THE SECRETARY: Mr. Wycoff of Aurora, N. Y., has brought here a little branch containing two well developed Indiana pecans grown on a grafted tree. I think that is the first instance in which a grafted pecan tree of the Indiana variety has borne in the North. Mr. Snyder says he has fruited a Witte pecan at his place. A number of us have been striving to make the record for first bearing of a grafted "Indiana" pecan tree in the North. Mr. Wycoff has won it.
Mr. O'Connor, I think, has brought with him a number of branches of pecans grown in Maryland.
MR. O'CONNOR: I have some hazels and also some chinkapins.
THE SECRETARY: Have you any pecans fruiting down there this year?
MR. O'CONNOR: Several nights of frost hurt us pretty bad this spring. We have one tree that has got a few pecans on this year; last year the same tree had over a hundred; this year it hasn't got more than a dozen, but it promises to have a heavy crop next year.
THE PRESIDENT: What variety of pecans?
MR. O'CONNOR: If I am not mistaken, it is the Indiana. There are several trees that promise to bear heavily next year. In the spring we had a severe frost for seven nights in succession and that hurt our trees pretty bad. We are in the frost belt down there. Last year we didn't have any apples or peaches; this year we have some apples and some peaches but the grapes were severely hurt by the frost, also there are very few walnuts on the trees this year.
MR. CORSAN: From traveling around as much as I do I can vouch for that gentleman's statement in regard to the frost. I was up in the extreme northern part of the United States, northern New York, and I never saw such a crop of hickory nuts in my life and I have gathered nuts since I am able to remember. I have also seen more peaches up in Ontario and even north of Ontario. When you talk about frost and the South having such an advantage over the North, it is entirely wrong; I have had that idea knocked out of me for a good many years.
THE SECRETARY: I wish also to say that I brought here a small branch from the Hartford pecan tree bearing two nuts. The Hartford pecan tree is undoubtedly the largest pecan tree in the North. It is about ten feet in circumference, over seventy-five feet high and has a very large spread. I will ask Mr.
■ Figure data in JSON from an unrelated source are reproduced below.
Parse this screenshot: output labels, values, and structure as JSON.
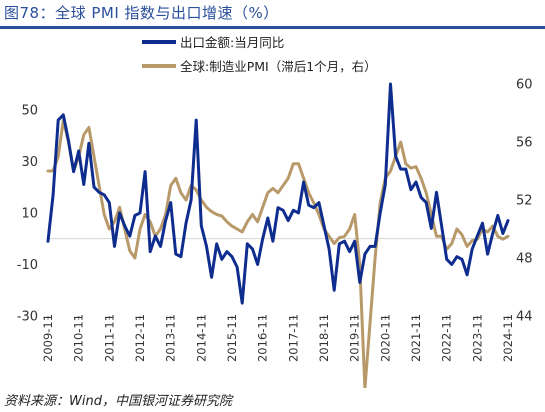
{
  "title": "图78：全球 PMI 指数与出口增速（%）",
  "source": "资料来源：Wind，中国银河证券研究院",
  "colors": {
    "export": "#0e2d8f",
    "pmi": "#b8996a",
    "title": "#2a4f9c"
  },
  "chart_data": {
    "type": "line",
    "title": "图78：全球 PMI 指数与出口增速（%）",
    "xlabel": "",
    "ylabel": "",
    "x_ticks": [
      "2009-11",
      "2010-11",
      "2011-11",
      "2012-11",
      "2013-11",
      "2014-11",
      "2015-11",
      "2016-11",
      "2017-11",
      "2018-11",
      "2019-11",
      "2020-11",
      "2021-11",
      "2022-11",
      "2023-11",
      "2024-11"
    ],
    "y_left": {
      "ticks": [
        50,
        30,
        10,
        -10,
        -30
      ],
      "range": [
        -30,
        60
      ]
    },
    "y_right": {
      "ticks": [
        60,
        56,
        52,
        48,
        44
      ],
      "range": [
        44,
        60
      ]
    },
    "legend": {
      "position": "top",
      "entries": [
        "出口金额:当月同比",
        "全球:制造业PMI（滞后1个月，右）"
      ]
    },
    "series": [
      {
        "name": "出口金额:当月同比",
        "axis": "left",
        "x": [
          2009.833,
          2010.0,
          2010.167,
          2010.333,
          2010.5,
          2010.667,
          2010.833,
          2011.0,
          2011.167,
          2011.333,
          2011.5,
          2011.667,
          2011.833,
          2012.0,
          2012.167,
          2012.333,
          2012.5,
          2012.667,
          2012.833,
          2013.0,
          2013.167,
          2013.333,
          2013.5,
          2013.667,
          2013.833,
          2014.0,
          2014.167,
          2014.333,
          2014.5,
          2014.667,
          2014.833,
          2015.0,
          2015.167,
          2015.333,
          2015.5,
          2015.667,
          2015.833,
          2016.0,
          2016.167,
          2016.333,
          2016.5,
          2016.667,
          2016.833,
          2017.0,
          2017.167,
          2017.333,
          2017.5,
          2017.667,
          2017.833,
          2018.0,
          2018.167,
          2018.333,
          2018.5,
          2018.667,
          2018.833,
          2019.0,
          2019.167,
          2019.333,
          2019.5,
          2019.667,
          2019.833,
          2020.0,
          2020.167,
          2020.333,
          2020.5,
          2020.667,
          2020.833,
          2021.0,
          2021.167,
          2021.333,
          2021.5,
          2021.667,
          2021.833,
          2022.0,
          2022.167,
          2022.333,
          2022.5,
          2022.667,
          2022.833,
          2023.0,
          2023.167,
          2023.333,
          2023.5,
          2023.667,
          2023.833,
          2024.0,
          2024.167,
          2024.333,
          2024.5,
          2024.667,
          2024.833
        ],
        "y": [
          -1,
          17,
          46,
          48,
          38,
          26,
          34,
          21,
          37,
          20,
          18,
          17,
          14,
          -3,
          10,
          5,
          1,
          9,
          10,
          26,
          -5,
          1,
          -3,
          7,
          14,
          -6,
          -7,
          6,
          15,
          46,
          5,
          -3,
          -15,
          -2,
          -8,
          -5,
          -7,
          -11,
          -25,
          -2,
          -4,
          -10,
          0,
          8,
          -1,
          12,
          11,
          7,
          11,
          10,
          22,
          13,
          12,
          14,
          5,
          -4,
          -20,
          -2,
          -1,
          -5,
          -1,
          -17,
          -6,
          -3,
          -3,
          10,
          21,
          60,
          32,
          27,
          27,
          19,
          22,
          16,
          14,
          4,
          18,
          5,
          -8,
          -10,
          -7,
          -8,
          -14,
          -4,
          1,
          6,
          -6,
          2,
          9,
          2,
          7
        ]
      },
      {
        "name": "全球:制造业PMI（滞后1个月，右）",
        "axis": "right",
        "x": [
          2009.833,
          2010.0,
          2010.167,
          2010.333,
          2010.5,
          2010.667,
          2010.833,
          2011.0,
          2011.167,
          2011.333,
          2011.5,
          2011.667,
          2011.833,
          2012.0,
          2012.167,
          2012.333,
          2012.5,
          2012.667,
          2012.833,
          2013.0,
          2013.167,
          2013.333,
          2013.5,
          2013.667,
          2013.833,
          2014.0,
          2014.167,
          2014.333,
          2014.5,
          2014.667,
          2014.833,
          2015.0,
          2015.167,
          2015.333,
          2015.5,
          2015.667,
          2015.833,
          2016.0,
          2016.167,
          2016.333,
          2016.5,
          2016.667,
          2016.833,
          2017.0,
          2017.167,
          2017.333,
          2017.5,
          2017.667,
          2017.833,
          2018.0,
          2018.167,
          2018.333,
          2018.5,
          2018.667,
          2018.833,
          2019.0,
          2019.167,
          2019.333,
          2019.5,
          2019.667,
          2019.833,
          2020.0,
          2020.167,
          2020.333,
          2020.5,
          2020.667,
          2020.833,
          2021.0,
          2021.167,
          2021.333,
          2021.5,
          2021.667,
          2021.833,
          2022.0,
          2022.167,
          2022.333,
          2022.5,
          2022.667,
          2022.833,
          2023.0,
          2023.167,
          2023.333,
          2023.5,
          2023.667,
          2023.833,
          2024.0,
          2024.167,
          2024.333,
          2024.5,
          2024.667,
          2024.833
        ],
        "y": [
          54,
          54,
          55,
          57.5,
          56,
          54,
          55,
          56.5,
          57,
          55,
          53,
          51,
          50,
          50.5,
          51.5,
          50,
          48.5,
          48,
          50,
          51,
          50.5,
          49.5,
          50,
          51,
          53,
          53.5,
          52.5,
          52,
          53,
          52.7,
          52,
          51.5,
          51.2,
          51,
          50.9,
          50.5,
          50.2,
          50,
          49.8,
          50.5,
          51,
          50.5,
          51.5,
          52.5,
          52.8,
          52.5,
          53,
          53.5,
          54.5,
          54.5,
          53.5,
          52.5,
          51.8,
          51,
          50,
          49.5,
          49,
          49.4,
          49.5,
          50,
          51,
          47.5,
          39,
          43.5,
          48,
          51.8,
          53.5,
          54,
          55,
          56,
          54.5,
          54.2,
          54.3,
          53.5,
          52.5,
          51,
          49.5,
          49.5,
          48.6,
          49,
          50,
          49.6,
          48.8,
          49.2,
          49.3,
          50,
          49.8,
          50.2,
          49.5,
          49.3,
          49.5
        ]
      }
    ]
  }
}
Weber if he will give us the account again of the finding of that black walnut in the river and tell us the result of his investigation.
MR. WEBER: Whenever I come across a black walnut I want to open it up and see what it looks like inside. Following that custom when I found a walnut that had lodged against the dyke north of the central part of the city, I was surprised when I opened it because the partitions were very thin, like an English walnut. Later on I found another similar nut lodged against the dyke of the river about a quarter of a mile along. Then through a statement in the paper and an advertising campaign we tried to locate the tree. Finally we got the name of a man in Floyd, Va., who said he knew of the existence of such a tree, but a few years previously they had cleared the land and it had been cut down. So that finished that. But he gave me the name of the man who had owned the place and said that there were some other trees that had originated there and that they were bearing. It is down in Virginia at the extreme western end and off the railroad and rather hard to get to. I thought possibly on my way home I would get there this trip.